Comme tout citoyen, Pierre Karl Péladeau doit être félicité pour sa volonté de participer à la politique active. Toutefois, son statut d'actionnaire de contrôle de Québecor, un important groupe média, soulève de légitimes inquiétudes.

Une presse libre joue un rôle trop essentiel en démocratie pour que l'on tolère quelque menace ou anicroche à cette liberté, même si lointaine et ténue.

Bien que M. Péladeau se soit engagé à placer ses avoirs dans une fiducie sans droit de regard et de respecter le code d'éthique de l'Assemblée nationale, ces mesures sont insuffisantes. Elles conviennent aux situations habituelles lorsqu'un membre du gouvernement détient un patrimoine important ou des intérêts dans une entreprise commerciale oeuvrant dans une industrie autre que les journaux et la télévision.

Par contre, l'obligation que certains voudraient imposer à M. Péladeau de vendre tous ses intérêts dans Québecor Média n'est guère plausible et se bute à des obstacles bien réels.

Réarrangement

Non, la solution passe, selon nous, par un réarrangement de la structure de capital et de propriété de Québecor Média et de ses filiales. Rappelons que Québecor devient, année après année, une entreprise de télécommunications (86% des flux monétaires); le secteur des médias écrits et audiovisuels compte ces dernières années pour moins de 32% des revenus et seulement 12% des profits.

- Dans un premier temps, il conviendrait de regrouper les quotidiens, les magazines et TVA dans Groupe TVA, une entité déjà cotée en Bourse dont Québecor Média détient 51,4% de participation économique (et 99,9% des droits de vote). Ce transfert devrait s'effectuer à la juste valeur marchande.

- Pour financer la transaction, Groupe TVA émettrait de nouvelles actions ou effectuerait un placement privé de sorte que la participation économique de Québecor chuterait sous les 50%.

- Les droits de vote détenus par Québecor dans Groupe TVA devraient être ramenés au niveau de l'intérêt économique de Québecor.

- Le conseil d'administration de Groupe TVA inc. serait dorénavant composé d'une majorité de membres indépendants.

En résultat de ces opérations, les journaux et stations de télévision seraient, en droit et en fait, hors de portée de l'influence de M. Péladeau.
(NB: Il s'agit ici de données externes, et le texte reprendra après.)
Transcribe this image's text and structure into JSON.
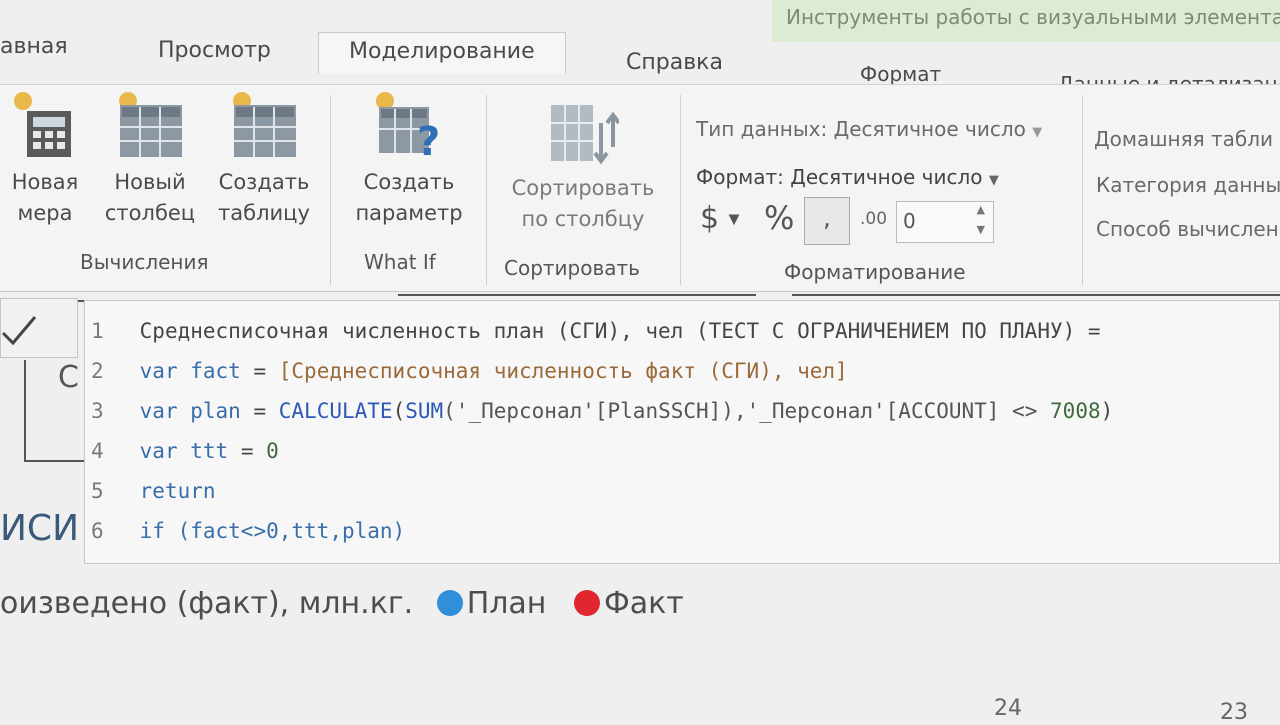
{
  "tabs": {
    "home": "авная",
    "view": "Просмотр",
    "modeling": "Моделирование",
    "help": "Справка",
    "format": "Формат",
    "data_drill": "Данные и детализаци"
  },
  "context_banner": "Инструменты работы с визуальными элемента",
  "ribbon": {
    "calc": {
      "new_measure": "Новая\nмера",
      "new_column": "Новый\nстолбец",
      "new_table": "Создать\nтаблицу",
      "group": "Вычисления"
    },
    "whatif": {
      "new_param": "Создать\nпараметр",
      "group": "What If"
    },
    "sort": {
      "sort_by_col": "Сортировать\nпо столбцу",
      "group": "Сортировать"
    },
    "formatting": {
      "data_type_label": "Тип данных:",
      "data_type_value": "Десятичное число",
      "format_label": "Формат:",
      "format_value": "Десятичное число",
      "currency_symbol": "$",
      "percent_symbol": "%",
      "comma_symbol": ",",
      "decimals_symbol": ".00",
      "decimal_places": "0",
      "group": "Форматирование"
    },
    "properties": {
      "home_table": "Домашняя табли",
      "data_category": "Категория данных",
      "summarize_by": "Способ вычислен"
    }
  },
  "formula": {
    "line1": "Среднесписочная численность план (СГИ), чел (ТЕСТ С ОГРАНИЧЕНИЕМ ПО ПЛАНУ) =",
    "line2_kw": "var",
    "line2_name": "fact",
    "line2_eq": " = ",
    "line2_ref": "[Среднесписочная численность факт (СГИ), чел]",
    "line3_kw": "var",
    "line3_name": "plan",
    "line3_eq": " = ",
    "line3_fn1": "CALCULATE",
    "line3_fn2": "SUM",
    "line3_rest1": "('_Персонал'[PlanSSCH]),'_Персонал'[ACCOUNT] <> ",
    "line3_num": "7008",
    "line3_close": ")",
    "line4_kw": "var",
    "line4_name": "ttt",
    "line4_eq": " = ",
    "line4_num": "0",
    "line5_kw": "return",
    "line6_kw": "if",
    "line6_rest": " (fact<>0,ttt,plan)",
    "line_numbers": [
      "1",
      "2",
      "3",
      "4",
      "5",
      "6"
    ]
  },
  "background": {
    "fragment_left": "С",
    "fragment_left2": "ИСИ"
  },
  "legend": {
    "caption": "оизведено (факт), млн.кг.",
    "plan": "План",
    "fact": "Факт",
    "plan_color": "#2f8fd8",
    "fact_color": "#e0262e"
  },
  "axis": {
    "tick1": "24",
    "tick2": "23"
  }
}
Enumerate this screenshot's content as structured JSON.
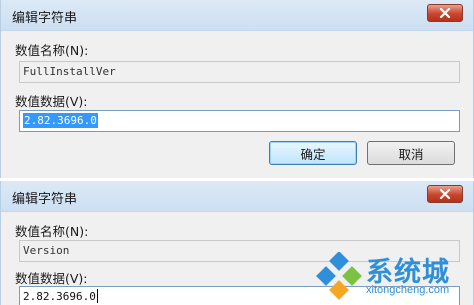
{
  "dialogs": [
    {
      "title": "编辑字符串",
      "value_name_label": "数值名称(N):",
      "value_name": "FullInstallVer",
      "value_data_label": "数值数据(V):",
      "value_data": "2.82.3696.0",
      "ok_label": "确定",
      "cancel_label": "取消"
    },
    {
      "title": "编辑字符串",
      "value_name_label": "数值名称(N):",
      "value_name": "Version",
      "value_data_label": "数值数据(V):",
      "value_data": "2.82.3696.0"
    }
  ],
  "watermark": {
    "brand": "系统城",
    "url": "xitongcheng.com"
  },
  "colors": {
    "titlebar": "#dce9f6",
    "close_button": "#c9452d",
    "selection": "#3399ff",
    "watermark": "#2f8fd8"
  }
}
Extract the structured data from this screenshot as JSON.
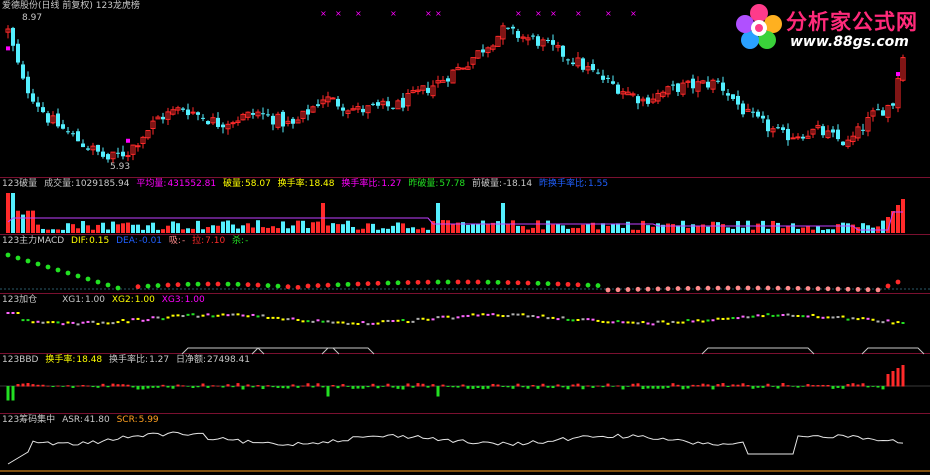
{
  "title": "爱德股份(日线 前复权) 123龙虎榜",
  "price": {
    "high_label": "8.97",
    "low_label": "5.93"
  },
  "logo": {
    "name": "分析家公式网",
    "url": "www.88gs.com",
    "icon": "flower-logo-icon"
  },
  "vol": {
    "title": "123破量",
    "cjl_label": "成交量:",
    "cjl": "1029185.94",
    "pjl_label": "平均量:",
    "pjl": "431552.81",
    "pl_label": "破量:",
    "pl": "58.07",
    "hsl_label": "换手率:",
    "hsl": "18.48",
    "hslb_label": "换手率比:",
    "hslb": "1.27",
    "zpl_label": "昨破量:",
    "zpl": "57.78",
    "qpl_label": "前破量:",
    "qpl": "-18.14",
    "zhslb_label": "昨换手率比:",
    "zhslb": "1.55"
  },
  "macd": {
    "title": "123主力MACD",
    "dif_label": "DIF:",
    "dif": "0.15",
    "dea_label": "DEA:",
    "dea": "-0.01",
    "xi_label": "吸:",
    "xi": "-",
    "la_label": "拉:",
    "la": "7.10",
    "sha_label": "杀:",
    "sha": "-"
  },
  "jc": {
    "title": "123加仓",
    "xg1_label": "XG1:",
    "xg1": "1.00",
    "xg2_label": "XG2:",
    "xg2": "1.00",
    "xg3_label": "XG3:",
    "xg3": "1.00"
  },
  "bbd": {
    "title": "123BBD",
    "hsl_label": "换手率:",
    "hsl": "18.48",
    "hslb_label": "换手率比:",
    "hslb": "1.27",
    "rjz_label": "日净额:",
    "rjz": "27498.41"
  },
  "cm": {
    "title": "123筹码集中",
    "asr_label": "ASR:",
    "asr": "41.80",
    "scr_label": "SCR:",
    "scr": "5.99"
  },
  "colors": {
    "up": "#ff2a2a",
    "down": "#54f0ff",
    "green": "#22e022",
    "magenta": "#ff00ff",
    "yellow": "#ffff00",
    "pink": "#ff8a8a",
    "border": "#7a1030",
    "text": "#c8c8c8",
    "volavg": "#c040ff",
    "dea": "#2060ff",
    "scr": "#ffa020"
  }
}
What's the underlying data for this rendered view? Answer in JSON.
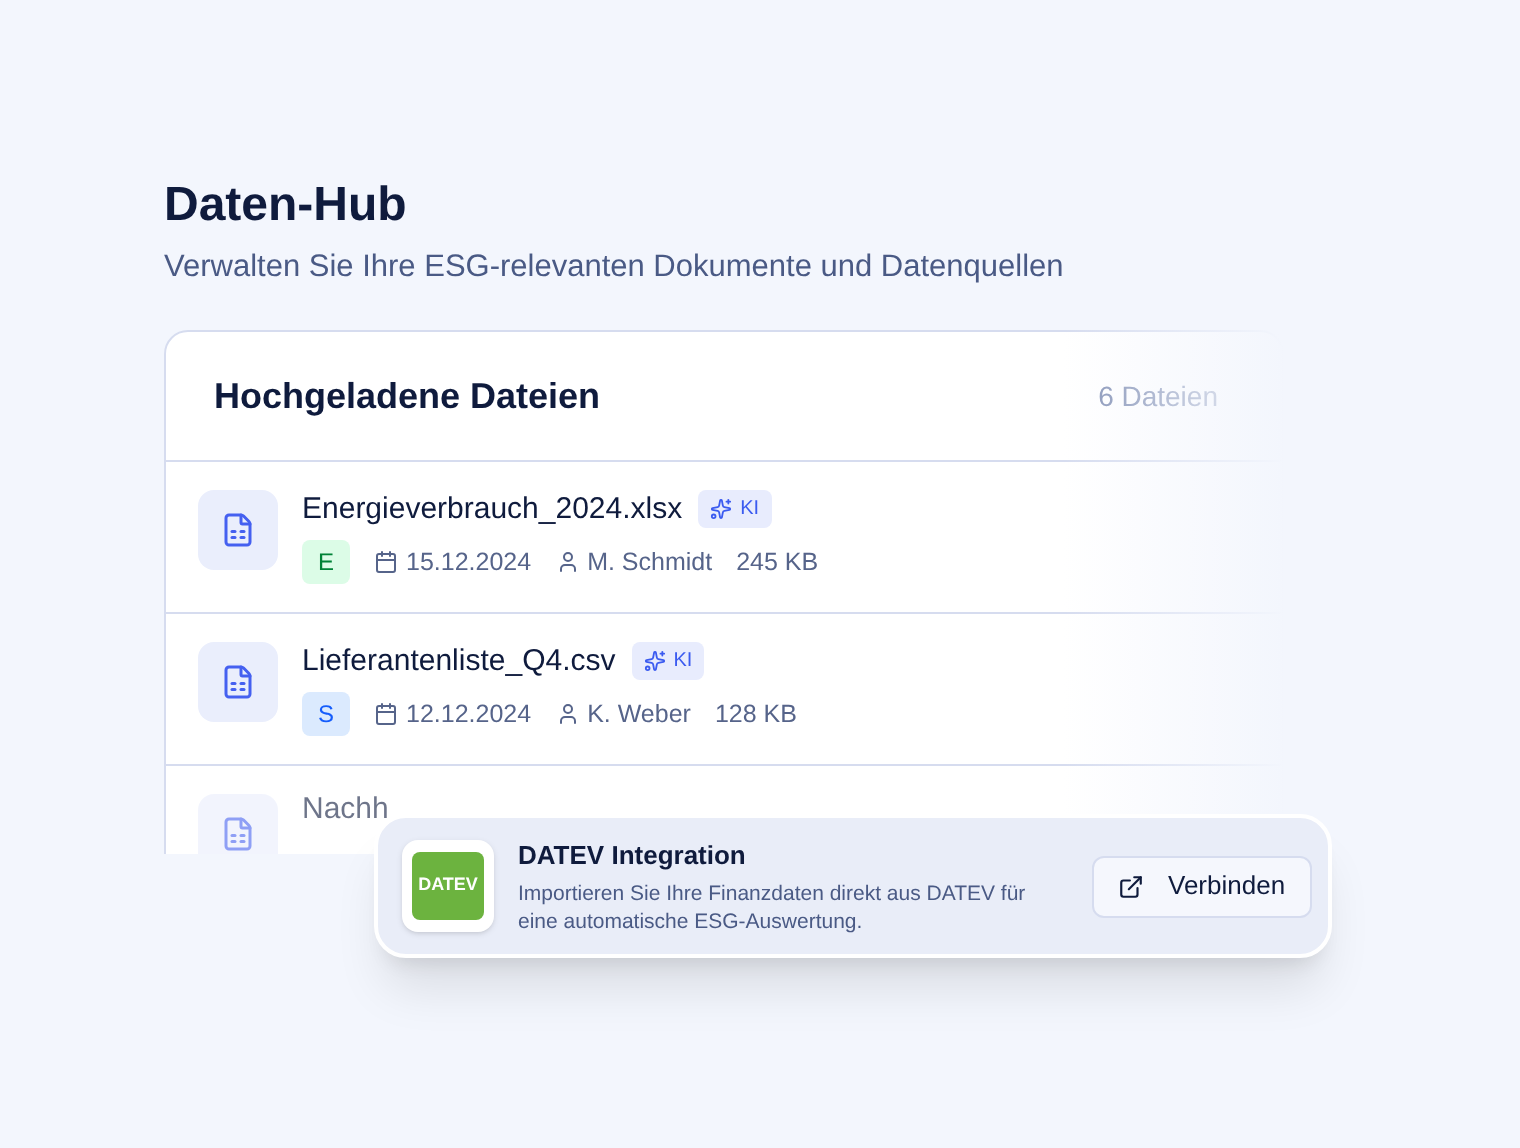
{
  "header": {
    "title": "Daten-Hub",
    "subtitle": "Verwalten Sie Ihre ESG-relevanten Dokumente und Datenquellen"
  },
  "files_panel": {
    "title": "Hochgeladene Dateien",
    "count": "6 Dateien",
    "files": [
      {
        "name": "Energieverbrauch_2024.xlsx",
        "ai_badge": "KI",
        "category": "E",
        "color": "#dcfce7",
        "date": "15.12.2024",
        "owner": "M. Schmidt",
        "size": "245 KB"
      },
      {
        "name": "Lieferantenliste_Q4.csv",
        "ai_badge": "KI",
        "category": "S",
        "color": "#dbeafe",
        "date": "12.12.2024",
        "owner": "K. Weber",
        "size": "128 KB"
      },
      {
        "name": "Nachh"
      }
    ]
  },
  "integration": {
    "logo": "DATEV",
    "title": "DATEV Integration",
    "description": "Importieren Sie Ihre Finanzdaten direkt aus DATEV für eine automatische ESG-Auswertung.",
    "button": "Verbinden"
  }
}
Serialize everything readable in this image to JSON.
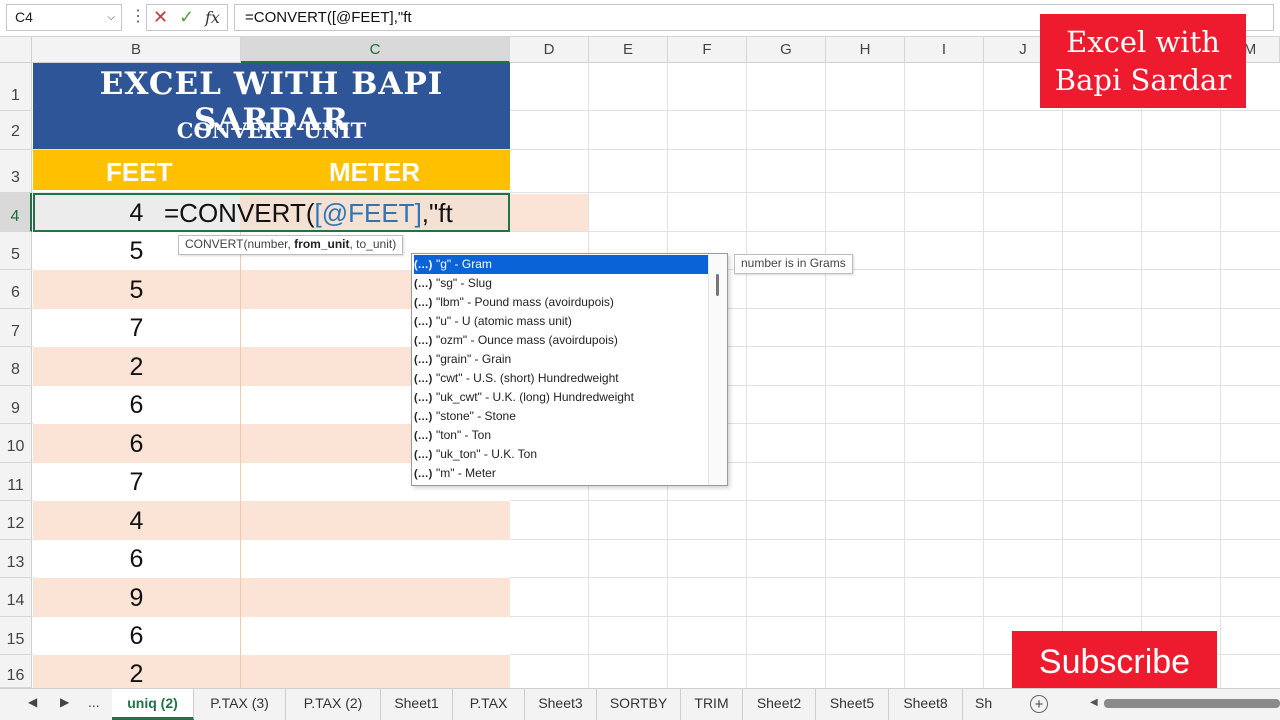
{
  "formula_bar": {
    "name_box": "C4",
    "name_box_dropdown": "⌵",
    "more": "⋮",
    "cancel": "✕",
    "enter": "✓",
    "fx": "fx",
    "formula": "=CONVERT([@FEET],\"ft"
  },
  "columns": [
    "B",
    "C",
    "D",
    "E",
    "F",
    "G",
    "H",
    "I",
    "J",
    "K",
    "L",
    "M"
  ],
  "rows": [
    "1",
    "2",
    "3",
    "4",
    "5",
    "6",
    "7",
    "8",
    "9",
    "10",
    "11",
    "12",
    "13",
    "14",
    "15",
    "16"
  ],
  "sheet": {
    "title": "EXCEL WITH BAPI SARDAR",
    "subtitle": "CONVERT UNIT",
    "col_feet": "FEET",
    "col_meter": "METER",
    "feet_values": [
      "4",
      "5",
      "5",
      "7",
      "2",
      "6",
      "6",
      "7",
      "4",
      "6",
      "9",
      "6",
      "2"
    ]
  },
  "editing": {
    "prefix": "=CONVERT(",
    "ref": "[@FEET]",
    "suffix": ",\"ft"
  },
  "tooltip": {
    "fn": "CONVERT(number, ",
    "bold_arg": "from_unit",
    "rest": ", to_unit)"
  },
  "autocomplete": {
    "icon_text": "(…)",
    "items": [
      "\"g\" - Gram",
      "\"sg\" - Slug",
      "\"lbm\" - Pound mass (avoirdupois)",
      "\"u\" - U (atomic mass unit)",
      "\"ozm\" - Ounce mass (avoirdupois)",
      "\"grain\" - Grain",
      "\"cwt\" - U.S. (short) Hundredweight",
      "\"uk_cwt\" - U.K. (long) Hundredweight",
      "\"stone\" - Stone",
      "\"ton\" - Ton",
      "\"uk_ton\" - U.K. Ton",
      "\"m\" - Meter"
    ],
    "description": "number is in Grams"
  },
  "overlay": {
    "brand_line1": "Excel with",
    "brand_line2": "Bapi Sardar",
    "subscribe": "Subscribe"
  },
  "tabs": {
    "nav_prev": "◀",
    "nav_next": "▶",
    "more": "...",
    "items": [
      "uniq (2)",
      "P.TAX (3)",
      "P.TAX (2)",
      "Sheet1",
      "P.TAX",
      "Sheet3",
      "SORTBY",
      "TRIM",
      "Sheet2",
      "Sheet5",
      "Sheet8",
      "Sh"
    ],
    "add": "+"
  },
  "colors": {
    "title_blue": "#2e5597",
    "header_gold": "#ffc000",
    "stripe_peach": "#fbe4d5",
    "excel_green": "#217346",
    "brand_red": "#ee1b2e"
  }
}
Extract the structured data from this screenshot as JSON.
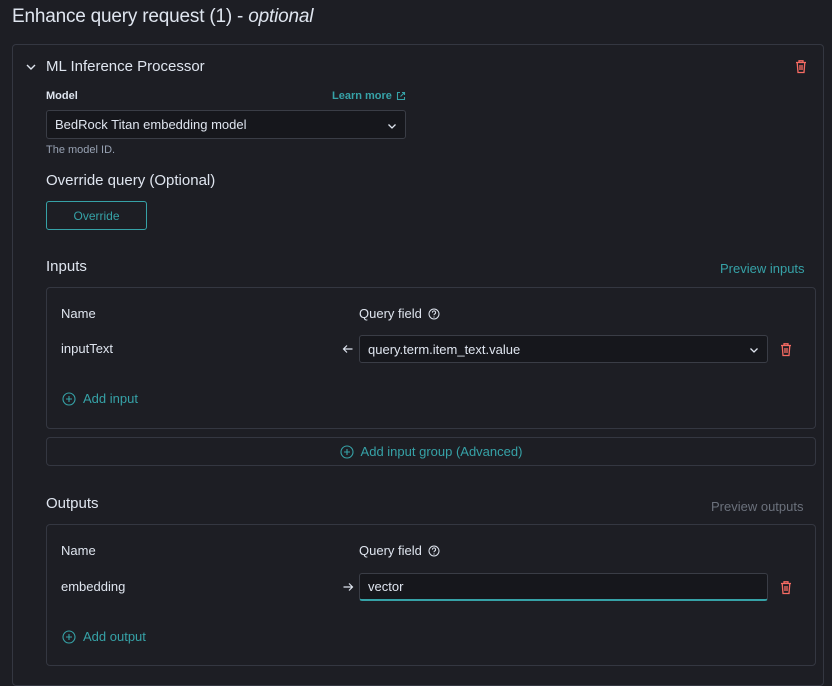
{
  "header": {
    "title_main": "Enhance query request (1) - ",
    "title_optional": "optional"
  },
  "processor": {
    "title": "ML Inference Processor",
    "model_label": "Model",
    "learn_more": "Learn more",
    "model_value": "BedRock Titan embedding model",
    "model_help": "The model ID.",
    "override_title": "Override query (Optional)",
    "override_button": "Override"
  },
  "inputs": {
    "title": "Inputs",
    "preview": "Preview inputs",
    "col_name": "Name",
    "col_field": "Query field",
    "rows": [
      {
        "name": "inputText",
        "field": "query.term.item_text.value"
      }
    ],
    "add_input": "Add input",
    "add_group": "Add input group (Advanced)"
  },
  "outputs": {
    "title": "Outputs",
    "preview": "Preview outputs",
    "col_name": "Name",
    "col_field": "Query field",
    "rows": [
      {
        "name": "embedding",
        "field": "vector"
      }
    ],
    "add_output": "Add output"
  },
  "colors": {
    "accent": "#36a2a7",
    "danger": "#f86b63",
    "background": "#1d1e24"
  }
}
Celui-ci, par contre, pourrait conserver son statut d'actionnaire de contrôle d'un groupe industriel dans les secteurs des télécommunications, du loisir et du divertissement, etc. Pour ce type d'entreprise, les règles en place suffisent à protéger l'intérêt public.

Les opérations suggérées dans ce texte sont complexes à exécuter, mais ces difficultés sont le prix à payer pour protéger notre vie démocratique.

Il faudrait un certain temps pour mener ces opérations à bon port, mais dès que l'actionnaire de contrôle, M. Péladeau, annoncerait son intention de procéder à cette transformation de Québecor, les risques d'interventions, de conflits d'intérêts, de complaisance et d'autocensure seraient fortement atténués.